If we talk about public spaces such as parks and playgrounds, then the most potent threats they have faced for many years have been either encroachments or ‘change of land use’ obtained through using political or other forms of influence. This challenge poses an existential threat to such places of public access. In this regard, a Judicial Commission formed in the year 2016, in response to a petition filed by a citizen, looked into services such as water, sanitation and solid waste. On November 29, 2017, the Supreme Court, responding to another citizens’ petition, ordered the Karachi Development Authority (KDA) to remove encroachments from around 35,000 amenity plots in the city within a period of two months. The Court also observed that in many of the encroached amenity plots, proper buildings have been constructed, including universities and marriage halls. This brings into focus an almost complete government failure of regulating land use that in most cases results from complicity of relevant government officials with real estate dealers, builders, politicians, and bureaucrats.

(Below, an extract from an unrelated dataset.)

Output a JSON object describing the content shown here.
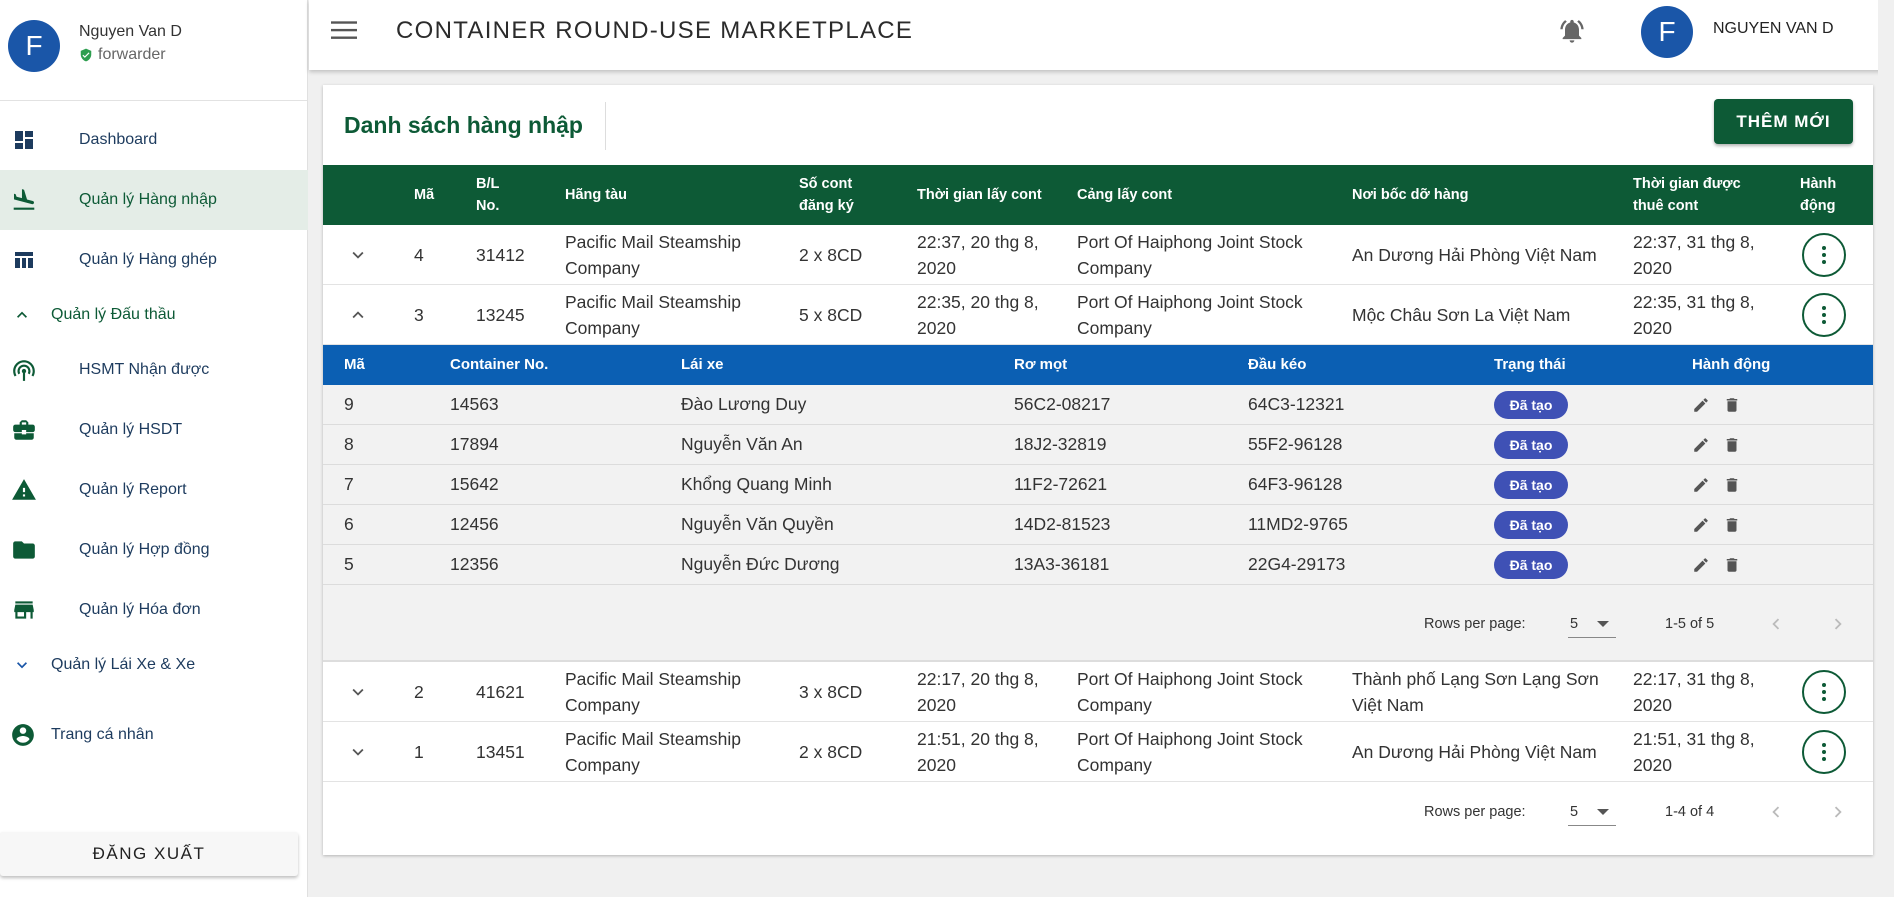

Land use manipulation is a high stake operation in Karachi, as a significant percentage of available finance gets invested in land, to a great extent in speculative buying.

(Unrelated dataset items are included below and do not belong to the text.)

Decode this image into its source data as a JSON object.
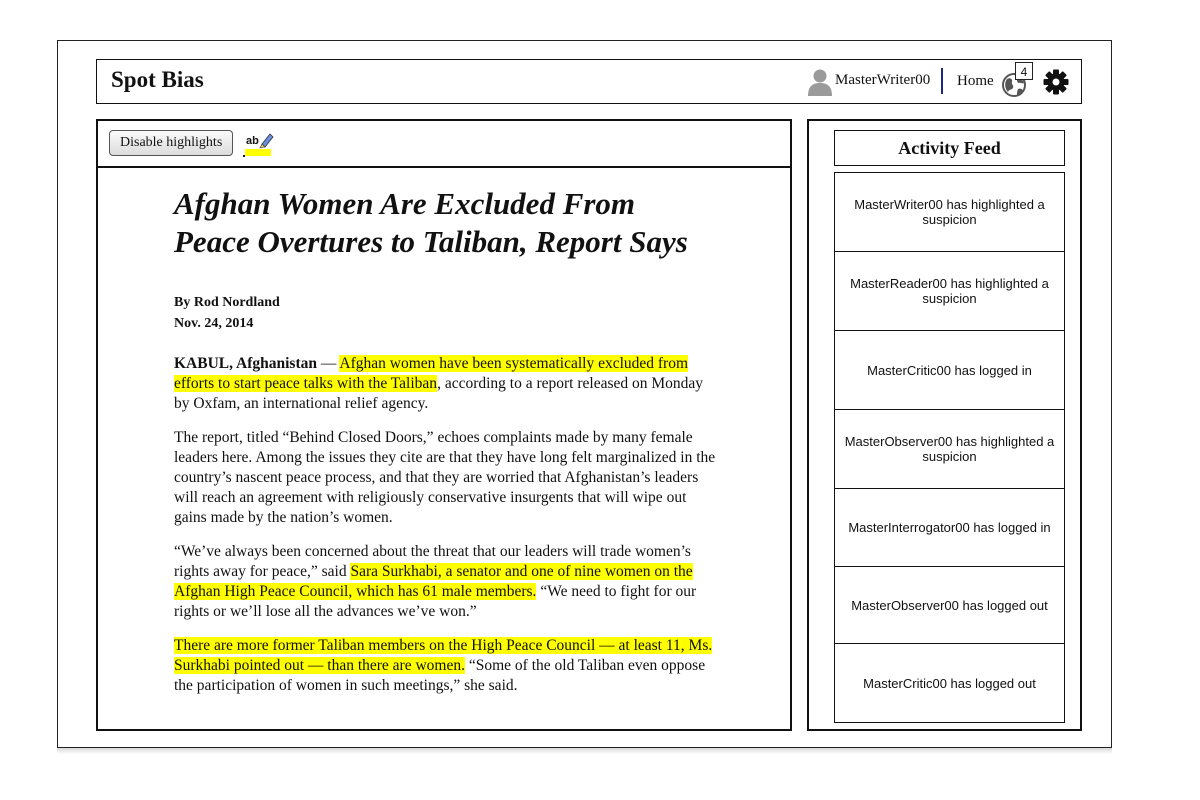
{
  "app": {
    "logo": "Spot Bias",
    "username": "MasterWriter00",
    "home_label": "Home",
    "notification_count": "4"
  },
  "toolbar": {
    "disable_highlights_label": "Disable highlights",
    "highlighter_icon": "highlighter-pen-icon"
  },
  "article": {
    "title_line1": "Afghan Women Are Excluded From",
    "title_line2": "Peace Overtures to Taliban, Report Says",
    "author": "By Rod Nordland",
    "date": "Nov. 24, 2014",
    "p1": {
      "dateline": "KABUL, Afghanistan",
      "dash": " — ",
      "hl": "Afghan women have been systematically excluded from efforts to start peace talks with the Taliban",
      "rest": ", according to a report released on Monday by Oxfam, an international relief agency."
    },
    "p2": "The report, titled “Behind Closed Doors,” echoes complaints made by many female leaders here. Among the issues they cite are that they have long felt marginalized in the country’s nascent peace process, and that they are worried that Afghanistan’s leaders will reach an agreement with religiously conservative insurgents that will wipe out gains made by the nation’s women.",
    "p3": {
      "pre": "“We’ve always been concerned about the threat that our leaders will trade women’s rights away for peace,” said ",
      "hl": "Sara Surkhabi, a senator and one of nine women on the Afghan High Peace Council, which has 61 male members.",
      "post": " “We need to fight for our rights or we’ll lose all the advances we’ve won.”"
    },
    "p4": {
      "hl": "There are more former Taliban members on the High Peace Council — at least 11, Ms. Surkhabi pointed out — than there are women.",
      "post": " “Some of the old Taliban even oppose the participation of women in such meetings,” she said."
    }
  },
  "feed": {
    "title": "Activity Feed",
    "items": [
      "MasterWriter00 has highlighted a suspicion",
      "MasterReader00 has highlighted a suspicion",
      "MasterCritic00 has logged in",
      "MasterObserver00 has highlighted a suspicion",
      "MasterInterrogator00 has logged in",
      "MasterObserver00 has logged out",
      "MasterCritic00 has logged out"
    ]
  },
  "colors": {
    "highlight": "#ffff00",
    "divider": "#1a2a80"
  }
}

The scale of this problem is huge and a study, ‘Parks and Amenity Spaces of Karachi,’ conducted in the year 2011 by a local NGO, Shehri-Citizens for a Better Environment, throws some light on this. The study team physically surveyed all the ST Amenity plots in Karachi and documented their present land use status, comparing it with the original land use plans. It was found that of a total of 7911 ST Amenity plots, 1955 were partially or fully encroached upon. This means 24 per cent of the ST Amenity plots have already been encroached on. Types of encroachments included mosques, apartments, housing and squatter settlements.
All this has happened while the law relating to ST Amenity plots specifically states that, ‘Regulation 18-4.1, No Amenity Plot reserved for the specific purpose shall be converted or utilised for any other purpose’ – ‘The Karachi Building & Town Planning Regulations, 2002.’ Urban green areas have declined as a proportion to the urban footprint, from 4.6 per cent (27 km2) to 3.7 per cent (30 km2).
Karachi is a highly fragmented city with the fragmentation cutting across the institutional, political, religious and socio-economic fabric of the city. When we deconstruct processes of transaction of land and services, we find that with the reducing writ of the state, they have been transferred significantly to the informal sector that is not regulated.
There is a parallel economy related with transaction land, access to civic services and more in the city, running into billions of rupees that is not documented. So any practice related to land and services provides a mined landscape for our decision makers. Navigating this landscape to formalise processes, bring back the rule of law and develop a vision and integrated planning approach would require a strong show of political will and forging of political consensus among the key powerbrokers within the city.
In the absence of this larger vision, we would continue to see more violation of land uses and encroachment of spaces meant for the public interest.